Smith’s journey to founding NOCD began with his own struggle with undiagnosed OCD. After experiencing first-hand the life-changing impact of Exposure and Response Prevention (ERP) therapy — the gold-standard treatment for OCD — he set out to make that same level of care available to the millions of people who remain underserved by the traditional mental health system.
“After emerging from a personal struggle with undiagnosed OCD and experiencing the success of ERP therapy first-hand, Stephen made it his mission to transform the behavioral health treatment system for people with OCD and related conditions.”
— International OCD Foundation
Under Smith’s leadership, NOCD has grown into the world’s largest OCD-specialty treatment provider for both adults and children. The company runs OCD awareness campaigns that reach millions of people each year, actively cares for hundreds of thousands of patients, and is contracted to serve more than 140 million commercial lives nationally.
NOCD’s model — combining evidence-based ERP therapy with technology-enabled access — has meaningfully reduced the barriers that historically left people with OCD waiting years for an accurate diagnosis and effective treatment.
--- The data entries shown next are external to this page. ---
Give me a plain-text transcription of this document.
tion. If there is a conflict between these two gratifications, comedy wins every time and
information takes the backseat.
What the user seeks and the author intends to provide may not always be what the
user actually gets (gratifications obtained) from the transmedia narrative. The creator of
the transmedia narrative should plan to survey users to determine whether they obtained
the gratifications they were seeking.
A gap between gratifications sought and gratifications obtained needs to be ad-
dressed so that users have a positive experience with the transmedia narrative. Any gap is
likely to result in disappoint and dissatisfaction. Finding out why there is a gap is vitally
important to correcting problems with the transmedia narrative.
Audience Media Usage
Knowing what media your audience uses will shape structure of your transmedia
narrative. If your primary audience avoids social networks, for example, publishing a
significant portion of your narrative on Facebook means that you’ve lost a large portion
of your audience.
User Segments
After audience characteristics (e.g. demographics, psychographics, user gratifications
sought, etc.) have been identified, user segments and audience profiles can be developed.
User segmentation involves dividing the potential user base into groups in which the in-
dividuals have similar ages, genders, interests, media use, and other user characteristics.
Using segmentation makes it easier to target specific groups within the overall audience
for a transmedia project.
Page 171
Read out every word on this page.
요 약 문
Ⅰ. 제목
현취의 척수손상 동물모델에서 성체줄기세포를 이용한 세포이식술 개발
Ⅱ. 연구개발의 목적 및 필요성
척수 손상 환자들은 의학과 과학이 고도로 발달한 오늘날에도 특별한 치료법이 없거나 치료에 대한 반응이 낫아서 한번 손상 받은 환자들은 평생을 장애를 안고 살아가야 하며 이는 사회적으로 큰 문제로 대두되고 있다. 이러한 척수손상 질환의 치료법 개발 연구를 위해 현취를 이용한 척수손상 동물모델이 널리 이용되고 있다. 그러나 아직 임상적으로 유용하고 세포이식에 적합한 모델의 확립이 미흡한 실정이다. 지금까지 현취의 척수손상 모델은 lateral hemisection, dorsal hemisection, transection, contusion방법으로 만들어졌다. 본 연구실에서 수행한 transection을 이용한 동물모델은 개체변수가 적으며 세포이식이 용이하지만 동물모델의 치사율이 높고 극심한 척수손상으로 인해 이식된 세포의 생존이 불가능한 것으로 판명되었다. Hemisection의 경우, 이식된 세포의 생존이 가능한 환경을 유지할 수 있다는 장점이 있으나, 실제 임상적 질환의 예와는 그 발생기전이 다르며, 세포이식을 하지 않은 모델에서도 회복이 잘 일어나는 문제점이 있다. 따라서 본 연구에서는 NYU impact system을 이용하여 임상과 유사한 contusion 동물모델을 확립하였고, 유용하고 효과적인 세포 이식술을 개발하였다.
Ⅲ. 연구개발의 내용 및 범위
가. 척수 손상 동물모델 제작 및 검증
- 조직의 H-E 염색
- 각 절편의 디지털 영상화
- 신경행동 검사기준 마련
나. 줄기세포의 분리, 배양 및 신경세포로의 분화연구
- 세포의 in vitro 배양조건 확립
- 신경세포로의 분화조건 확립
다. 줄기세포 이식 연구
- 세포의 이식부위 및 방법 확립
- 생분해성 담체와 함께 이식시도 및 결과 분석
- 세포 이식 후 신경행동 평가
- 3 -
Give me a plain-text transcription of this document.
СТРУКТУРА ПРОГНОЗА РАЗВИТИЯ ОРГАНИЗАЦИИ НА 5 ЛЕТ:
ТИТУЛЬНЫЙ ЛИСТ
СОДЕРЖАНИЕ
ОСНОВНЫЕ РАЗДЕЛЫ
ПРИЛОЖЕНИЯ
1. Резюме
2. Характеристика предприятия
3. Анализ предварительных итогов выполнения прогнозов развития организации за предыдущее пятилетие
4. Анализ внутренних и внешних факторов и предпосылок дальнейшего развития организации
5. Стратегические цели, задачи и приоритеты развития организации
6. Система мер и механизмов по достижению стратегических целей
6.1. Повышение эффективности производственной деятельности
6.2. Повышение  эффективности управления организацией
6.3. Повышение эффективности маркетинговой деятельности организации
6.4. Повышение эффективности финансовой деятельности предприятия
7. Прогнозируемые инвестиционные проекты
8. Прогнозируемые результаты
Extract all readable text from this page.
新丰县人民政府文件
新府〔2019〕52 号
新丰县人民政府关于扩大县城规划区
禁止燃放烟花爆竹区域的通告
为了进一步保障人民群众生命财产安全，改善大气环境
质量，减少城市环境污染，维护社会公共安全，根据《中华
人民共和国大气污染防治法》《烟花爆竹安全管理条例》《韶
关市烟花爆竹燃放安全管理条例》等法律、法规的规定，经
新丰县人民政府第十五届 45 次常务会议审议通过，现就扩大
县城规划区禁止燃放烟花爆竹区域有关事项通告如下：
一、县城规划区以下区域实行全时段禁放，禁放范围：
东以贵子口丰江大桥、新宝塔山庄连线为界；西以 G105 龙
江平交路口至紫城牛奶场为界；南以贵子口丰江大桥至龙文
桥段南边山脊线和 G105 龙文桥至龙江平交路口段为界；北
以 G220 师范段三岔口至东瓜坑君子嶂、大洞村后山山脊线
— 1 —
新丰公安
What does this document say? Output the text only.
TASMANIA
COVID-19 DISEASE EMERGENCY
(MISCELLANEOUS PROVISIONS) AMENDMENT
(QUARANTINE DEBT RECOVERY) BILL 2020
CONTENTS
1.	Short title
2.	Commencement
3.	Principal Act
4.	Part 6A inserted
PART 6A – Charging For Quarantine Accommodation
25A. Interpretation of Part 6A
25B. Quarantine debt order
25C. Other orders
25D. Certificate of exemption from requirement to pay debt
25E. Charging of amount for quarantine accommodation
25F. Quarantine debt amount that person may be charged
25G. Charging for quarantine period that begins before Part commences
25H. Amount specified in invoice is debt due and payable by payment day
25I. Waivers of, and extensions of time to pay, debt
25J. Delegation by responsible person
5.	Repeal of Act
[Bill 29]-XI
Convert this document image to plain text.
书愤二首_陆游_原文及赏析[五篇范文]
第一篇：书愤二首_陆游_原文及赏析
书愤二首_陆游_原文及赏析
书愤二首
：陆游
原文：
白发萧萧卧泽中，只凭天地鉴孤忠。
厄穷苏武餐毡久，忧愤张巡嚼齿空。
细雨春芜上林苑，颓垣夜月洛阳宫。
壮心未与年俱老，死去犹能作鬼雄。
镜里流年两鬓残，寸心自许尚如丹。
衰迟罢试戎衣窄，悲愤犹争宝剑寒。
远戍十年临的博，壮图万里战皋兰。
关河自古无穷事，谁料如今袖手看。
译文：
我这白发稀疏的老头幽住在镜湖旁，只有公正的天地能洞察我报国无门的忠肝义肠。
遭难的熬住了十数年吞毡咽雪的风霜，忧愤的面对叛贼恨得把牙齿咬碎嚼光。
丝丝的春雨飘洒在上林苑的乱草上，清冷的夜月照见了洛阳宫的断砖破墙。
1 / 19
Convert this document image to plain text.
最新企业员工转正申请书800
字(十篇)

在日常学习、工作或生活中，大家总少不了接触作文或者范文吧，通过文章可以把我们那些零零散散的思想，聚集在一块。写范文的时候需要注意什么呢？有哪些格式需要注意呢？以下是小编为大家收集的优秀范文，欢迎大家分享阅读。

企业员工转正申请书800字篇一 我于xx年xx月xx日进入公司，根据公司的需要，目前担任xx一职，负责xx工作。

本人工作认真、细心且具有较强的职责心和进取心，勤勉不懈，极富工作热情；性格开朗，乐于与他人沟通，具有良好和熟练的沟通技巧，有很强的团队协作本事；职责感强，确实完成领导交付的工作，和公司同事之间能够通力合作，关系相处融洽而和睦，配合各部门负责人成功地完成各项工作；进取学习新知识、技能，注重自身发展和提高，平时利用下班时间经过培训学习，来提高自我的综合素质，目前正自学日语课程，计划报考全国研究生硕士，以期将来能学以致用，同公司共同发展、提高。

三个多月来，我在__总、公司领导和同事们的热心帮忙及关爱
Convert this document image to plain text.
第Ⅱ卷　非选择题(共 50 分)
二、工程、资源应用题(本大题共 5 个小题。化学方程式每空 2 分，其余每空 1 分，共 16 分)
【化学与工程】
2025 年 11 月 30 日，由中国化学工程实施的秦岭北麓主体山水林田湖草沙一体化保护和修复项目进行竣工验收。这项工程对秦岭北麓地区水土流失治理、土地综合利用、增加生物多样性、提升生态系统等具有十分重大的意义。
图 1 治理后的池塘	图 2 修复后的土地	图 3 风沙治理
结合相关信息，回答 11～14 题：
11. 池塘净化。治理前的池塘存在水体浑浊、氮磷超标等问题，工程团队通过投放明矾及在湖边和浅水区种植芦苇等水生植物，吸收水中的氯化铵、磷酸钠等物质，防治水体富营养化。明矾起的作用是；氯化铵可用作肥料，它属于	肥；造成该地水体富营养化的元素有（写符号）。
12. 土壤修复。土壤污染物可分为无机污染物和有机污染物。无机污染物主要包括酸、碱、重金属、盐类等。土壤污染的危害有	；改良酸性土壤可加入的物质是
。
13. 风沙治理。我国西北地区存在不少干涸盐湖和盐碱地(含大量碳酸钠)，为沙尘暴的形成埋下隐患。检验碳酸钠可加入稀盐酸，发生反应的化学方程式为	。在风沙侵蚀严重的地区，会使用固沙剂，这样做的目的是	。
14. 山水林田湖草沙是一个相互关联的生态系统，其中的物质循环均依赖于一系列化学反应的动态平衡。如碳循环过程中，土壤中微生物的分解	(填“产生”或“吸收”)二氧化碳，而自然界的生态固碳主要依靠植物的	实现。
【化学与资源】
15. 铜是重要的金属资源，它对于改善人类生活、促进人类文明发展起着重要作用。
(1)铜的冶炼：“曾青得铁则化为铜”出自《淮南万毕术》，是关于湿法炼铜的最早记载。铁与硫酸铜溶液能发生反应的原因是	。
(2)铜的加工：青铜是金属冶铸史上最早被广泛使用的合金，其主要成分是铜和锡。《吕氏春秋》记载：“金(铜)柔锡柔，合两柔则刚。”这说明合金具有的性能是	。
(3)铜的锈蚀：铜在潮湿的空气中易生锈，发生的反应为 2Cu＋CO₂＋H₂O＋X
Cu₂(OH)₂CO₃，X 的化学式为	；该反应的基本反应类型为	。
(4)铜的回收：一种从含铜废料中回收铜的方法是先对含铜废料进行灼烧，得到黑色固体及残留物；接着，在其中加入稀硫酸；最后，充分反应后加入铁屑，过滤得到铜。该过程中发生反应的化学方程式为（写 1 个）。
By bringing together clinical expertise and scalable infrastructure, the company has demonstrated that high-quality, specialized behavioral health care can reach patients at scale.
The IOCDF’s annual conference is the premier gathering for OCD patients, families, clinicians, and researchers. This year’s event will also feature the Career Achievement Award (Dr. Sabine Wilhelm, Harvard Medical School), the Patricia Perkins Service Award (Dr. Aureen Wagner), the Youth Hero Award (Gabriella Lee), and the Illumination Award (Tiffany Jenkins). Smith’s recognition alongside this cohort reflects the breadth of the OCD community’s collective progress — and the central role NOCD has played in driving it.
The award is a meaningful validation of NOCD’s thesis: that purpose-built, condition-specific care models can outperform general behavioral health platforms both clinically and at scale.